Information about the package
Group lasso is a regularisation algorithm used in statistics/machine learning/data science when you have several measurements from different sources and want only a few of the sources to be used in prediction. Also, this implementation is FAST. I am currently sitting on a moderately priced laptop and I can fit models with 10 000 000 rows and 500 columns without it struggling.
The package can easily be pip-installed by typing
pip install group-lasso. After that it’s as simple as creating a
GroupLasso instance and calling the
GroupLasso.fit(X, y) method. A full description is in the readme at GitHub.
I am currently working on implementing the same update scheme for logistic regression. I have currently done this for the one-class sigmoid based logistic regression, and it seems to work. The next step is implementing it for the multi-class softmax based logistic regression and testing it on some datasets. This all takes some time, since I need to derive some mathematical constants for the optimisation algorithm to work (Lipschitz bounds of the gradient to be specific).
There are other parts that I am working on as well. I should probably have support for Python 3.5, not just 3.6 and I think that should be fixable if I only remove the f-strings and the underscores in the numbers. I also hope to get Sphinx documentation up and running, but that will probably be for after the summer.

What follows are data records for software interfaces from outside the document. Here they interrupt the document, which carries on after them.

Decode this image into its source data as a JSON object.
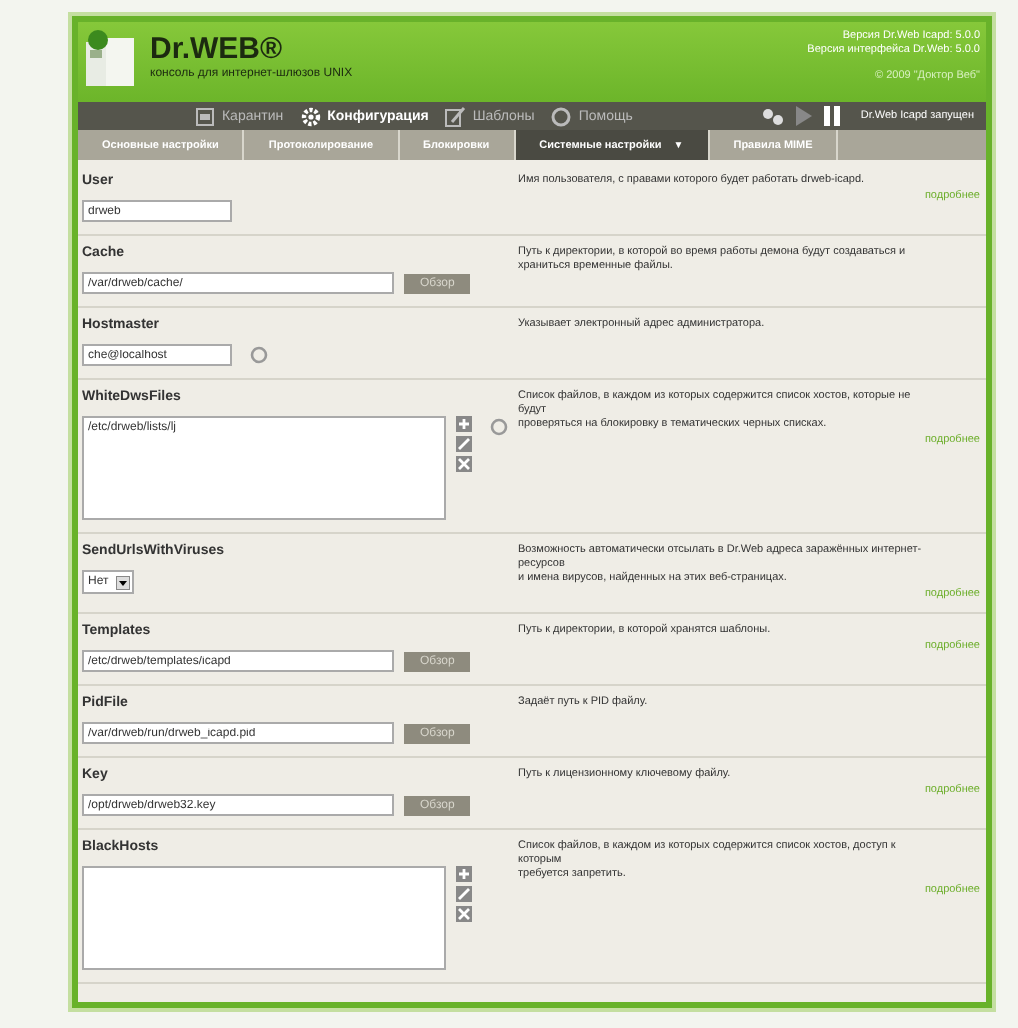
{
  "header": {
    "logo": "Dr.WEB®",
    "subtitle": "консоль для интернет-шлюзов UNIX",
    "versions": [
      "Версия Dr.Web Icapd: 5.0.0",
      "Версия интерфейса Dr.Web: 5.0.0"
    ],
    "copyright": "© 2009 \"Доктор Веб\""
  },
  "nav": {
    "items": [
      {
        "label": "Карантин",
        "selected": false
      },
      {
        "label": "Конфигурация",
        "selected": true
      },
      {
        "label": "Шаблоны",
        "selected": false
      },
      {
        "label": "Помощь",
        "selected": false
      }
    ],
    "status": "Dr.Web Icapd запущен"
  },
  "tabs": [
    {
      "label": "Основные настройки",
      "selected": false
    },
    {
      "label": "Протоколирование",
      "selected": false
    },
    {
      "label": "Блокировки",
      "selected": false
    },
    {
      "label": "Системные настройки",
      "caret": "▼",
      "selected": true
    },
    {
      "label": "Правила MIME",
      "selected": false
    }
  ],
  "rows": [
    {
      "label": "User",
      "kind": "text",
      "value": "drweb",
      "refresh": false,
      "description": [
        "Имя пользователя, с правами которого будет работать drweb-icapd."
      ],
      "more": "подробнее"
    },
    {
      "label": "Cache",
      "kind": "text",
      "value": "/var/drweb/cache/",
      "browse": "Обзор",
      "refresh": false,
      "description": [
        "Путь к директории, в которой во время работы демона будут создаваться и",
        "храниться временные файлы."
      ]
    },
    {
      "label": "Hostmaster",
      "kind": "text",
      "value": "che@localhost",
      "refresh": true,
      "description": [
        "Указывает электронный адрес администратора."
      ]
    },
    {
      "label": "WhiteDwsFiles",
      "kind": "list",
      "items": [
        "/etc/drweb/lists/lj"
      ],
      "refresh": true,
      "description": [
        "Список файлов, в каждом из которых содержится список хостов, которые не",
        "будут",
        "проверяться на блокировку в тематических черных списках."
      ],
      "more": "подробнее"
    },
    {
      "label": "SendUrlsWithViruses",
      "kind": "select",
      "value": "Нет",
      "refresh": false,
      "description": [
        "Возможность автоматически отсылать в Dr.Web адреса заражённых интернет-",
        "ресурсов",
        "и имена вирусов, найденных на этих веб-страницах."
      ],
      "more": "подробнее"
    },
    {
      "label": "Templates",
      "kind": "text",
      "value": "/etc/drweb/templates/icapd",
      "browse": "Обзор",
      "refresh": false,
      "description": [
        "Путь к директории, в которой хранятся шаблоны."
      ],
      "more": "подробнее"
    },
    {
      "label": "PidFile",
      "kind": "text",
      "value": "/var/drweb/run/drweb_icapd.pid",
      "browse": "Обзор",
      "refresh": false,
      "description": [
        "Задаёт путь к PID файлу."
      ]
    },
    {
      "label": "Key",
      "kind": "text",
      "value": "/opt/drweb/drweb32.key",
      "browse": "Обзор",
      "refresh": false,
      "description": [
        "Путь к лицензионному ключевому файлу."
      ],
      "more": "подробнее"
    },
    {
      "label": "BlackHosts",
      "kind": "list",
      "items": [],
      "refresh": false,
      "description": [
        "Список файлов, в каждом из которых содержится список хостов, доступ к",
        "которым",
        "требуется запретить."
      ],
      "more": "подробнее"
    }
  ]
}
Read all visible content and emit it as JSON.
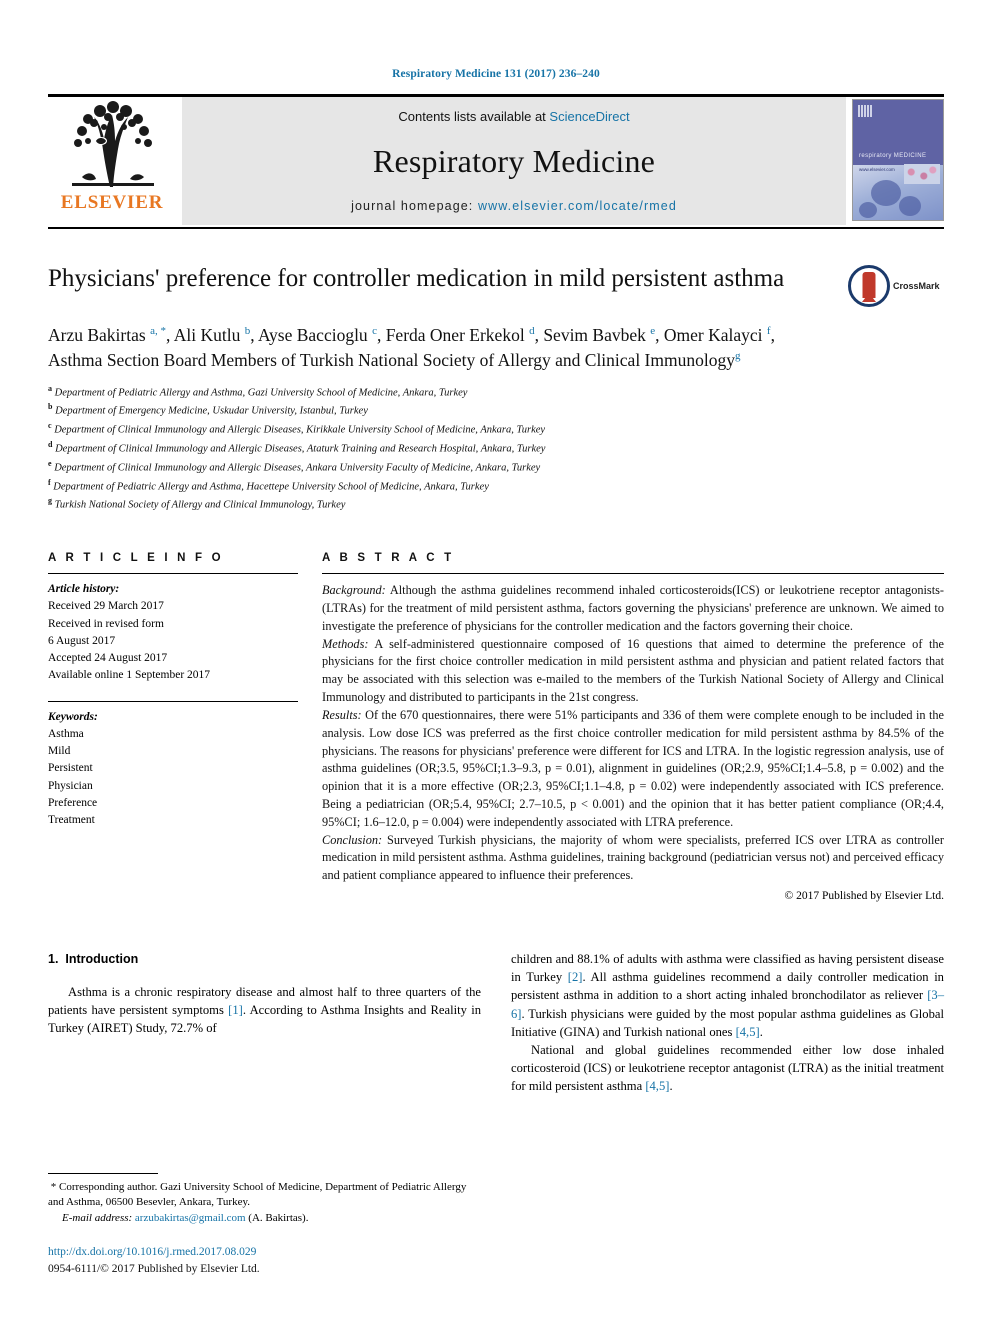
{
  "header": {
    "running_head": "Respiratory Medicine 131 (2017) 236–240",
    "contents_prefix": "Contents lists available at ",
    "contents_link": "ScienceDirect",
    "journal_name": "Respiratory Medicine",
    "homepage_prefix": "journal homepage: ",
    "homepage_url": "www.elsevier.com/locate/rmed",
    "publisher_logo_text": "ELSEVIER",
    "cover_title": "respiratory MEDICINE",
    "cover_url": "www.elsevier.com",
    "link_color": "#1673a6",
    "elsevier_orange": "#e87722"
  },
  "article": {
    "title": "Physicians' preference for controller medication in mild persistent asthma",
    "crossmark_label": "CrossMark",
    "authors_html": "Arzu Bakirtas <sup>a, *</sup>, Ali Kutlu <sup>b</sup>, Ayse Baccioglu <sup>c</sup>, Ferda Oner Erkekol <sup>d</sup>, Sevim Bavbek <sup>e</sup>, Omer Kalayci <sup>f</sup>, Asthma Section Board Members of Turkish National Society of Allergy and Clinical Immunology<sup>g</sup>",
    "affiliations": [
      {
        "marker": "a",
        "text": "Department of Pediatric Allergy and Asthma, Gazi University School of Medicine, Ankara, Turkey"
      },
      {
        "marker": "b",
        "text": "Department of Emergency Medicine, Uskudar University, Istanbul, Turkey"
      },
      {
        "marker": "c",
        "text": "Department of Clinical Immunology and Allergic Diseases, Kirikkale University School of Medicine, Ankara, Turkey"
      },
      {
        "marker": "d",
        "text": "Department of Clinical Immunology and Allergic Diseases, Ataturk Training and Research Hospital, Ankara, Turkey"
      },
      {
        "marker": "e",
        "text": "Department of Clinical Immunology and Allergic Diseases, Ankara University Faculty of Medicine, Ankara, Turkey"
      },
      {
        "marker": "f",
        "text": "Department of Pediatric Allergy and Asthma, Hacettepe University School of Medicine, Ankara, Turkey"
      },
      {
        "marker": "g",
        "text": "Turkish National Society of Allergy and Clinical Immunology, Turkey"
      }
    ]
  },
  "article_info": {
    "heading": "A R T I C L E   I N F O",
    "history_label": "Article history:",
    "history_lines": [
      "Received 29 March 2017",
      "Received in revised form",
      "6 August 2017",
      "Accepted 24 August 2017",
      "Available online 1 September 2017"
    ],
    "keywords_label": "Keywords:",
    "keywords": [
      "Asthma",
      "Mild",
      "Persistent",
      "Physician",
      "Preference",
      "Treatment"
    ]
  },
  "abstract": {
    "heading": "A B S T R A C T",
    "sections": [
      {
        "label": "Background:",
        "text": " Although the asthma guidelines recommend inhaled corticosteroids(ICS) or leukotriene receptor antagonists-(LTRAs) for the treatment of mild persistent asthma, factors governing the physicians' preference are unknown. We aimed to investigate the preference of physicians for the controller medication and the factors governing their choice."
      },
      {
        "label": "Methods:",
        "text": " A self-administered questionnaire composed of 16 questions that aimed to determine the preference of the physicians for the first choice controller medication in mild persistent asthma and physician and patient related factors that may be associated with this selection was e-mailed to the members of the Turkish National Society of Allergy and Clinical Immunology and distributed to participants in the 21st congress."
      },
      {
        "label": "Results:",
        "text": " Of the 670 questionnaires, there were 51% participants and 336 of them were complete enough to be included in the analysis. Low dose ICS was preferred as the first choice controller medication for mild persistent asthma by 84.5% of the physicians. The reasons for physicians' preference were different for ICS and LTRA. In the logistic regression analysis, use of asthma guidelines (OR;3.5, 95%CI;1.3–9.3, p = 0.01), alignment in guidelines (OR;2.9, 95%CI;1.4–5.8, p = 0.002) and the opinion that it is a more effective (OR;2.3, 95%CI;1.1–4.8, p = 0.02) were independently associated with ICS preference. Being a pediatrician (OR;5.4, 95%CI; 2.7–10.5, p < 0.001) and the opinion that it has better patient compliance (OR;4.4, 95%CI; 1.6–12.0, p = 0.004) were independently associated with LTRA preference."
      },
      {
        "label": "Conclusion:",
        "text": " Surveyed Turkish physicians, the majority of whom were specialists, preferred ICS over LTRA as controller medication in mild persistent asthma. Asthma guidelines, training background (pediatrician versus not) and perceived efficacy and patient compliance appeared to influence their preferences."
      }
    ],
    "copyright": "© 2017 Published by Elsevier Ltd."
  },
  "body": {
    "section_number": "1.",
    "section_title": "Introduction",
    "left_paragraph_pre": "Asthma is a chronic respiratory disease and almost half to three quarters of the patients have persistent symptoms ",
    "left_ref_1": "[1]",
    "left_paragraph_post": ". According to Asthma Insights and Reality in Turkey (AIRET) Study, 72.7% of",
    "right_p1_a": "children and 88.1% of adults with asthma were classified as having persistent disease in Turkey ",
    "right_ref_2": "[2]",
    "right_p1_b": ". All asthma guidelines recommend a daily controller medication in persistent asthma in addition to a short acting inhaled bronchodilator as reliever ",
    "right_ref_36": "[3–6]",
    "right_p1_c": ". Turkish physicians were guided by the most popular asthma guidelines as Global Initiative (GINA) and Turkish national ones ",
    "right_ref_45a": "[4,5]",
    "right_p1_d": ".",
    "right_p2_a": "National and global guidelines recommended either low dose inhaled corticosteroid (ICS) or leukotriene receptor antagonist (LTRA) as the initial treatment for mild persistent asthma ",
    "right_ref_45b": "[4,5]",
    "right_p2_b": "."
  },
  "footnote": {
    "corresponding_marker": "*",
    "corresponding_text": " Corresponding author. Gazi University School of Medicine, Department of Pediatric Allergy and Asthma, 06500 Besevler, Ankara, Turkey.",
    "email_label": "E-mail address:",
    "email_link": "arzubakirtas@gmail.com",
    "email_suffix": " (A. Bakirtas).",
    "doi": "http://dx.doi.org/10.1016/j.rmed.2017.08.029",
    "issn": "0954-6111/© 2017 Published by Elsevier Ltd."
  }
}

Another facet for future work is support for sparse matrices. I don’t think that should be too difficult, but I haven’t worked much with them till now so I don’t know how much of a problem that will be.
Solving the group lasso problem involves solving an optimisation problem that in some senses are difficult (for the interested: it is non smooth, but luckily convex). Normally the group lasso problem is solved using an algorithm called block-coordinate descent, which can be slow. Therefore, I implemented the update scheme for a newer optimisation algorithm called FISTA.